Werbung im KI-Chatbot: Über die strengen Vorgaben zur Kennzeichnung

Die Einführung kommerzieller Anzeigen in dialogbasierten KI-Systemen wie ChatGPT stellt den Verbraucherschutz vor völlig neue Herausforderungen. Prof. Christian Solmecke von WBS.LEGAL über die Auswirkungen, wenn das strikte Trennungsgebot des Wettbewerbsrechts in den Fokus rückt.
Fehle eine unmissverständliche und sofort erkennbare Werbekennzeichnung, drohten Plattformen und Werbetreibenden wegen unzulässiger Schleichwerbung empfindliche rechtliche Konsequenzen, so Prof. Christian Solmecke.
Der US-Konzern OpenAI verändert die Ausrichtung seines bislang werbefreien Textroboters grundlegend und integriert kommerzielle Anzeigen in die Benutzeroberfläche. Europäische Nutzer der kostenlosen Basisversion sowie des Einsteigertarifs ChatGPT Go werden ab sofort mit Werbeinhalten konfrontiert, während teurere Premium-Zugänge anzeigenfrei bleiben. Aus juristischer Sicht wirft diese Monetarisierungsstrategie hochkomplexe wettbewerbsrechtliche Fragen auf. Im Zentrum der rechtlichen Betrachtung steht die gesetzliche Werbekennzeichnungspflicht. Es gilt in der anwaltlichen Praxis präzise zu klären, inwieweit die Vorgaben des Gesetzes gegen den unlauteren Wettbewerb (UWG) sowie des Medienstaatsvertrags (MStV) auf generative künstliche Intelligenz anwendbar sind. Das Unternehmen muss spezifische Transparenzpflichten erfüllen, um Verbraucher vor Irreführung zu schützen, da die Grenzen zwischen objektiver Information und kommerzieller Beeinflussung in einem Chatverlauf rasant verschwimmen.
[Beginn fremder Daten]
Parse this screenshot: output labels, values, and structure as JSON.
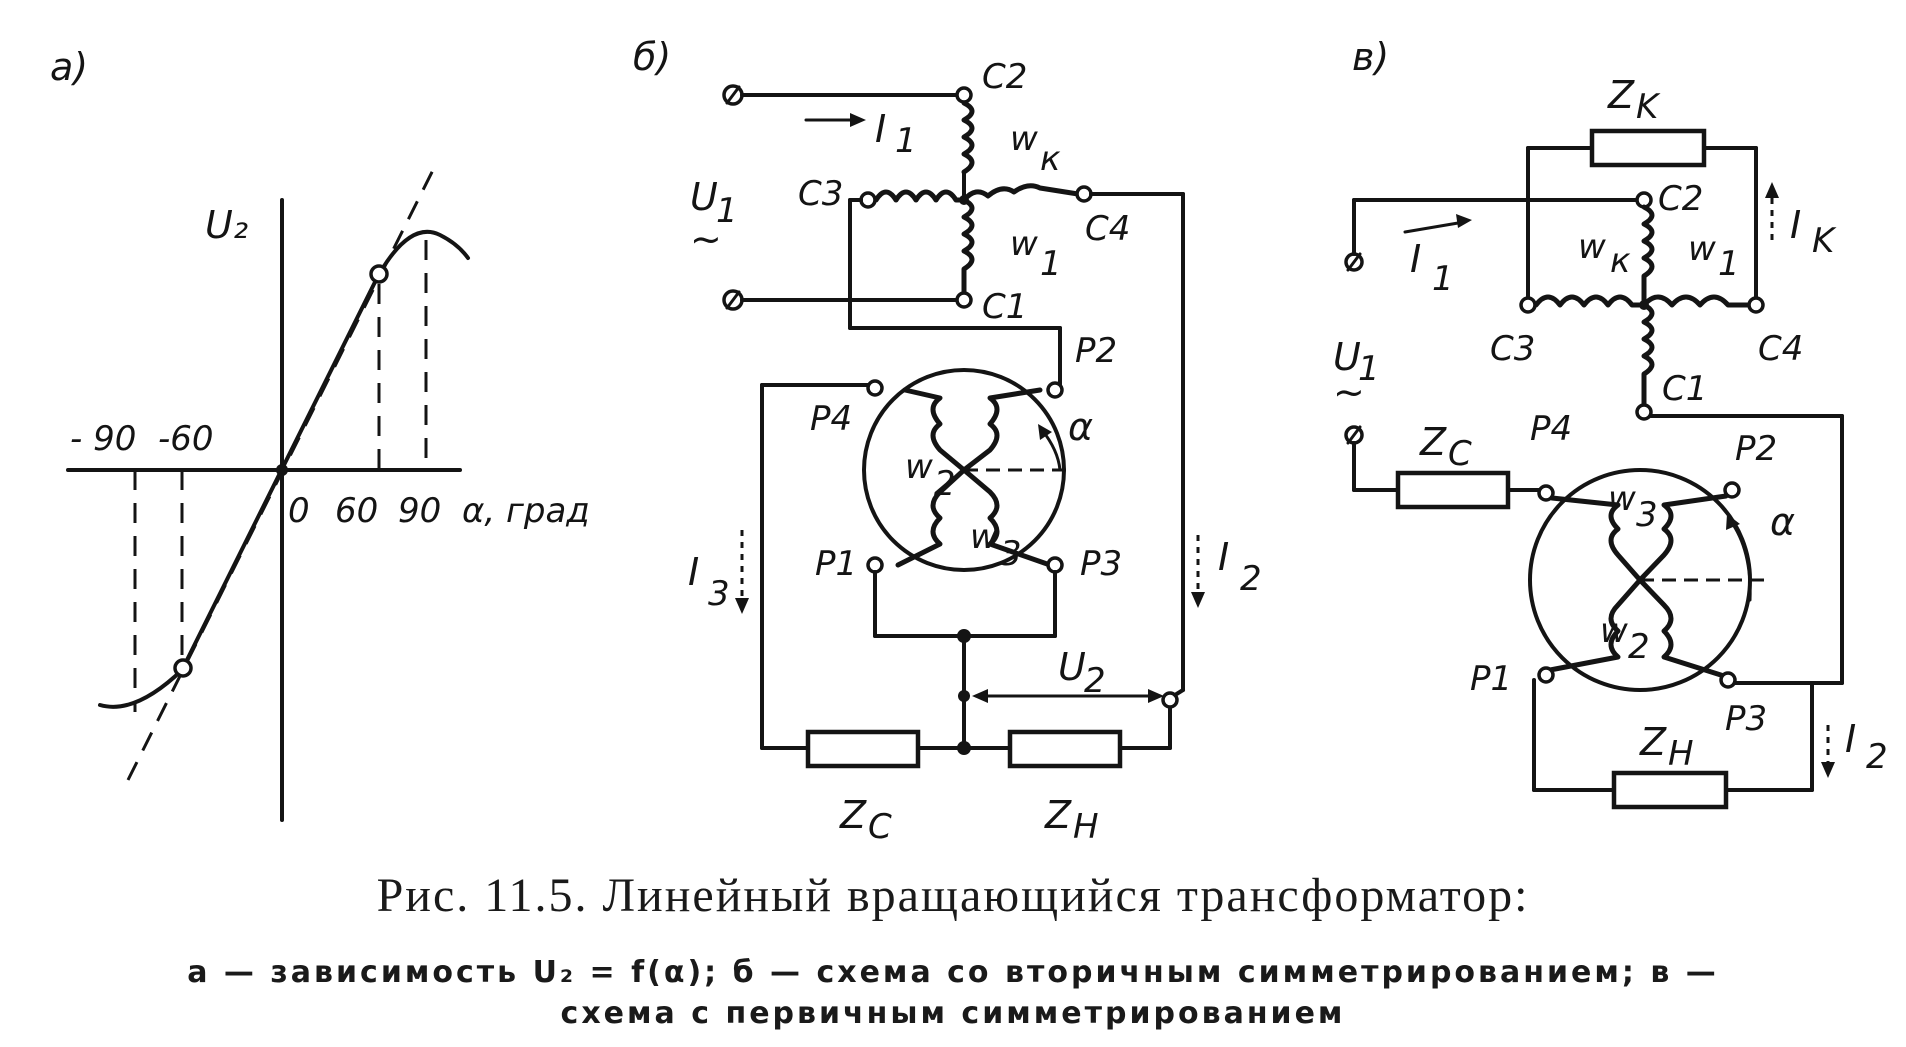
{
  "panels": {
    "a": "а)",
    "b": "б)",
    "v": "в)"
  },
  "graph": {
    "ylabel": "U₂",
    "xlabel": "α, град",
    "ticks_neg": [
      "- 90",
      "-60"
    ],
    "ticks_pos": [
      "0",
      "60",
      "90"
    ]
  },
  "circuit_b": {
    "C2": "C2",
    "C3": "C3",
    "C4": "C4",
    "C1": "C1",
    "wk": "w",
    "wk_sub": "к",
    "w1": "w",
    "w1_sub": "1",
    "I1": "I",
    "I1_sub": "1",
    "U1": "U",
    "U1_sub": "1",
    "tilde": "~",
    "P2": "P2",
    "P4": "P4",
    "P1": "P1",
    "P3": "P3",
    "alpha": "α",
    "w2": "w",
    "w2_sub": "2",
    "w3": "w",
    "w3_sub": "3",
    "I3": "I",
    "I3_sub": "3",
    "I2": "I",
    "I2_sub": "2",
    "U2": "U",
    "U2_sub": "2",
    "Zc": "Z",
    "Zc_sub": "C",
    "Zn": "Z",
    "Zn_sub": "H"
  },
  "circuit_v": {
    "Zk": "Z",
    "Zk_sub": "K",
    "C2": "C2",
    "C3": "C3",
    "C4": "C4",
    "C1": "C1",
    "Ik": "I",
    "Ik_sub": "K",
    "I1": "I",
    "I1_sub": "1",
    "wk": "w",
    "wk_sub": "к",
    "w1": "w",
    "w1_sub": "1",
    "U1": "U",
    "U1_sub": "1",
    "tilde": "~",
    "Zc": "Z",
    "Zc_sub": "C",
    "P4": "P4",
    "P2": "P2",
    "P1": "P1",
    "P3": "P3",
    "alpha": "α",
    "w3": "w",
    "w3_sub": "3",
    "w2": "w",
    "w2_sub": "2",
    "Zn": "Z",
    "Zn_sub": "H",
    "I2": "I",
    "I2_sub": "2"
  },
  "caption": {
    "title": "Рис. 11.5. Линейный вращающийся трансформатор:",
    "line1": "а — зависимость U₂ = f(α); б — схема со вторичным симметрированием; в —",
    "line2": "схема с первичным симметрированием"
  }
}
Strategischer Wechsel in kommerzieller Vermarktung
Bislang schätzten Nutzer ChatGPT als rein informatives Werkzeug, das Fakten, Analysen und kreative Texte ohne jegliche kommerzielle Ablenkung lieferte. Die immense Rechenleistung, die Serverinfrastruktur und die fortlaufende Weiterentwicklung der zugrundeliegenden Sprachmodelle verursachen jedoch Kosten in Milliardenhöhe. Vor diesem Hintergrund vollzieht OpenAI einen nachvollziehbaren, aber rechtlich sensiblen Strategiewechsel. Nach ersten Testphasen in anderen globalen Märkten weitet das Unternehmen sein Werbemodell nun auf den streng regulierten europäischen Markt aus. Das bedeutet konkret, dass Nutzer, die nicht in die hochpreisigen Abonnement-Modelle investieren, den Dialog mit der künstlichen Intelligenz künftig in einem kommerziell durchsetzten Umfeld führen.